Barbara Kingsolver was born on April 8, 1955 in Annapolis, Maryland. Soon after her birth, her family moved to rural Kentucky, the culture and landscape that informs much of her writing. As a child Kingsolver wrote stories and essays, but it never occurred to her that she could write for a living. In rural Kentucky, work focused mainly on survival, and a career in fiction seemed frivolous. In addition, as Kingsolver has explained in interviews, all the writers she read were old, dead men, and she could not conceive of herself within their ranks.
In the early 1970s, Kingsolver left Kentucky to attend DePauw University in Indiana. There she formally studied biology, but received an education of much wider breadth. Joining anti-Vietnam protests and studying Karl Marx and Simone de Beauvoir, she developed a taste for social activism that has never left her. She also discovered writers who mix literature with social and political advocacy. Doris Lessing's Children of Violence novels, in particular, opened her eyes to what was to be her true calling: trying to change the world through fiction.

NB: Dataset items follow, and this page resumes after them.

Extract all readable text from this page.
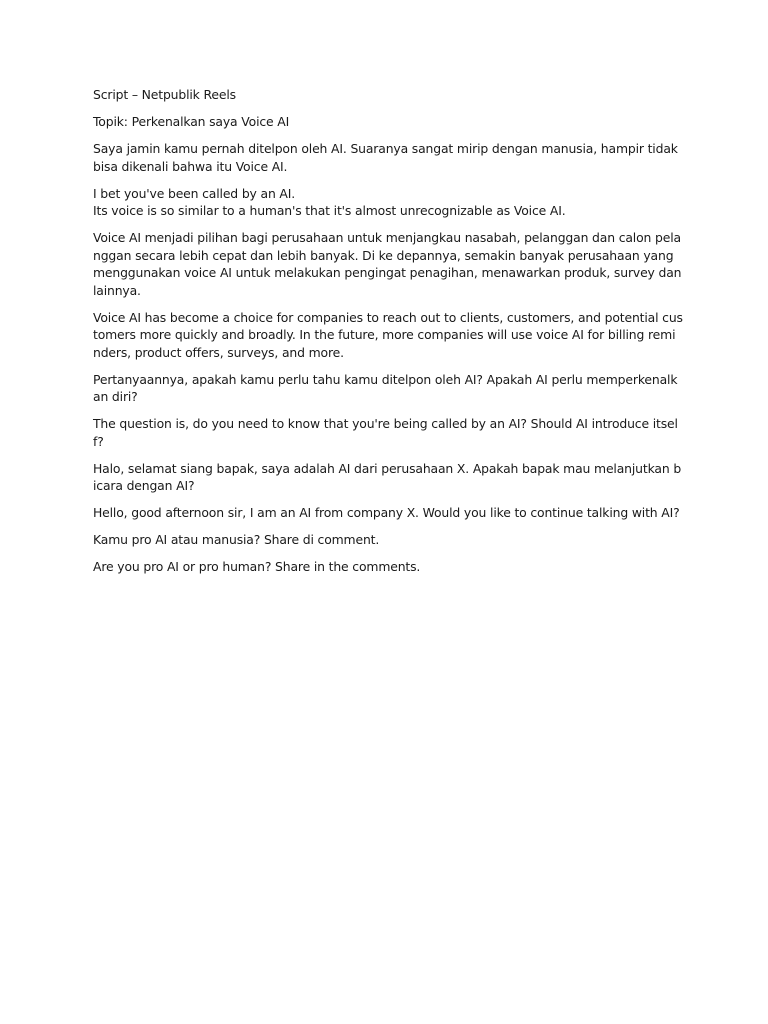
Script – Netpublik Reels

Topik: Perkenalkan saya Voice AI

Saya jamin kamu pernah ditelpon oleh AI. Suaranya sangat mirip dengan manusia, hampir tidak bisa dikenali bahwa itu Voice AI.

I bet you've been called by an AI.
Its voice is so similar to a human's that it's almost unrecognizable as Voice AI.

Voice AI menjadi pilihan bagi perusahaan untuk menjangkau nasabah, pelanggan dan calon pelanggan secara lebih cepat dan lebih banyak. Di ke depannya, semakin banyak perusahaan yang menggunakan voice AI untuk melakukan pengingat penagihan, menawarkan produk, survey dan lainnya.

Voice AI has become a choice for companies to reach out to clients, customers, and potential customers more quickly and broadly. In the future, more companies will use voice AI for billing reminders, product offers, surveys, and more.

Pertanyaannya, apakah kamu perlu tahu kamu ditelpon oleh AI? Apakah AI perlu memperkenalkan diri?

The question is, do you need to know that you're being called by an AI? Should AI introduce itself?

Halo, selamat siang bapak, saya adalah AI dari perusahaan X. Apakah bapak mau melanjutkan bicara dengan AI?

Hello, good afternoon sir, I am an AI from company X. Would you like to continue talking with AI?

Kamu pro AI atau manusia? Share di comment.

Are you pro AI or pro human? Share in the comments.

Still, after graduating in 1977, Kingsolver did not jump into a writing career. Instead, she pursued a graduate degree in biology and ecology at the University of Arizona at Tuscon, and also spent two years living in Greece and France, during which time she supported herself through a number of odd jobs ranging from archaeologist to X-ray technician, housecleaner, and biological researcher.
After completing her graduate work, Kingsolver took on a job as a science writer for the University of Arizona, a position that soon led to a career in scientific journalism. While publishing features in such magazines and newspapers as The Nation,The New York Times, and Smithsonian by day, Kingsolver was also writing fiction at night. Her first novel, The Bean Trees was published in 1988 to critical acclaim, and was followed soon after by Homeland and Other Stories (1989), Animal Dreams (1990), Pigs in Heaven (1993), High Tide in Tucson: Essays from Now and Never (1995), and Another America: Outra America, a collection of poetry published in 1992. Each of these works has a deep social message, though in the novels the political messages are indirect and secondary to the more intimate, family-centered stories. For example, Kingsolver describes the plight of Central American refugees in The Bean Trees, the travails of young American idealists who go to work with the Sandinista government in Animal Dreams, and laws concerning the adoption of Indian children in Pigs in Heaven. It was not until The Poisonwood Bible, published in 1998, that Kingsolver, who works tirelessly as a human and environmental rights activist, finally moved her political message to the foreground of her fiction.